Die soziale Phobie ist das Symptom einer ängstlich vermeidenden Persönlichkeitsstörung. Soziale Phobie heißt übersetzt "soziale Angst". Kein Mensch hat UNUNTERBROCHEN Angst, die Persönlichkeitstörung bleibt aber dennoch.
Es ist also vergleichbar mit Schmerzen bei einem Beinbruch. Die Schmerzen sind das Symptom, der Bruch ist die Diagnose.
Bei der sozialen Phobie kommt hinzu, daß sich Symptom und Diagnose gegenseitig beeinflussen. Während Schmerzen einen Bruch selten im Nachhinein verschlechtern können, kann die sozialen Phobie (also eine erlebte Angst) zu einer verstärkung der ängstlich, vermeidenden Persönlichkeitstörung führen (und damit zu weiteren Symptomen wie Depression).
Zu vergleichen wäre das ganze also besser vielleicht mit einer Bänderzerrung. Es gibt einen Punkt der Heilung, an dem muß man die Bänder wieder belasten und dehnen. Das erzeugt Schmerzen (vergleichbar einer sozialen Phobie). Wenn man nun nicht gegen die Schmerzen angeht und trotzdem dehnt, dann werden die Bänder immer unelastischer und die Bewegung wird immer stärker eingeschränkt.
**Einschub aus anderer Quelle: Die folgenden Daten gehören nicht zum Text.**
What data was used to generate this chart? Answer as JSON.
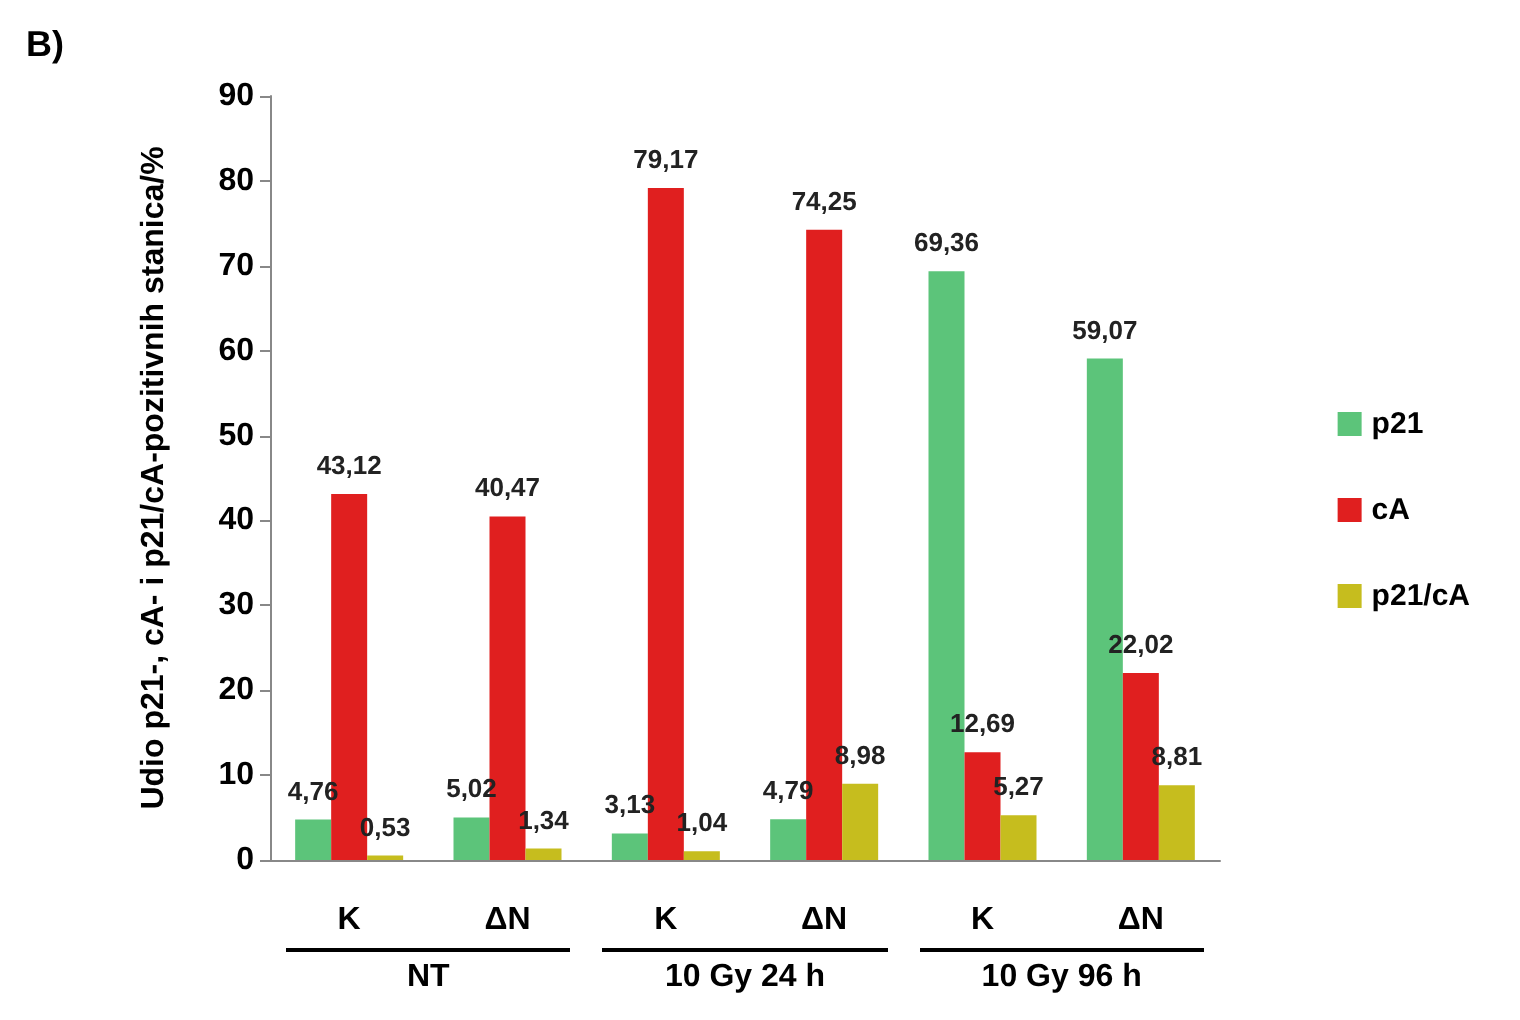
{
  "chart_data": {
    "type": "bar",
    "title": "B)",
    "ylabel": "Udio p21-, cA- i p21/cA-pozitivnih stanica/%",
    "categories": [
      "K",
      "ΔN",
      "K",
      "ΔN",
      "K",
      "ΔN"
    ],
    "series": [
      {
        "name": "p21",
        "color": "#5cc47a",
        "values": [
          4.76,
          5.02,
          3.13,
          4.79,
          69.36,
          59.07
        ],
        "value_labels": [
          "4,76",
          "5,02",
          "3,13",
          "4,79",
          "69,36",
          "59,07"
        ]
      },
      {
        "name": "cA",
        "color": "#e01f1f",
        "values": [
          43.12,
          40.47,
          79.17,
          74.25,
          12.69,
          22.02
        ],
        "value_labels": [
          "43,12",
          "40,47",
          "79,17",
          "74,25",
          "12,69",
          "22,02"
        ]
      },
      {
        "name": "p21/cA",
        "color": "#c6bd1e",
        "values": [
          0.53,
          1.34,
          1.04,
          8.98,
          5.27,
          8.81
        ],
        "value_labels": [
          "0,53",
          "1,34",
          "1,04",
          "8,98",
          "5,27",
          "8,81"
        ]
      }
    ],
    "annotations": [
      "NT",
      "10 Gy 24 h",
      "10 Gy 96 h"
    ],
    "ylim": [
      0,
      90
    ],
    "yticks": [
      0,
      10,
      20,
      30,
      40,
      50,
      60,
      70,
      80,
      90
    ],
    "grid": false,
    "legend": "right"
  }
}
Sowohl bei einer Bänderzerrung wie auch bei einer ängstlich, vermeidenden Persönlichkeitsstörung wird also die einzige Möglichkeit der Therapie darin bestehen, sich dem Symptom auszuliefern und es zu durchleben, bis dieses (unter Garantie) mit der Zeit zurückgeht.
Nach meinen Erfahrungen können die Symptome aber so stark sein, daß es unmöglich erscheint oder ist, sich ihnen auszusetzen. Es kommt dann zu einer Kompensation entweder durch absoluten Rückzug, Isolation und Depression oder durch inneren Rückzug. Der innere Rückzug besteht meistens darin, daß man sich selbst verleugnet und eine Rolle nach außen spielt. Das führt nach meinen Erfahrungen entweder zu einer sehr gutmütigen Person, die nicht mehr in der Lage ist sich durchzusetzen oder zu einer sehr aggressiven, scheinbaren Power-Person, die nicht mehr in der Lage ist, sich schwach zu zeigen.
Beides ist ein absolut grausames (selbst auferlegtes) Spiel, wird aber häufig von der Gesellschaft wesentlich weniger bemitleidet als Depressionen.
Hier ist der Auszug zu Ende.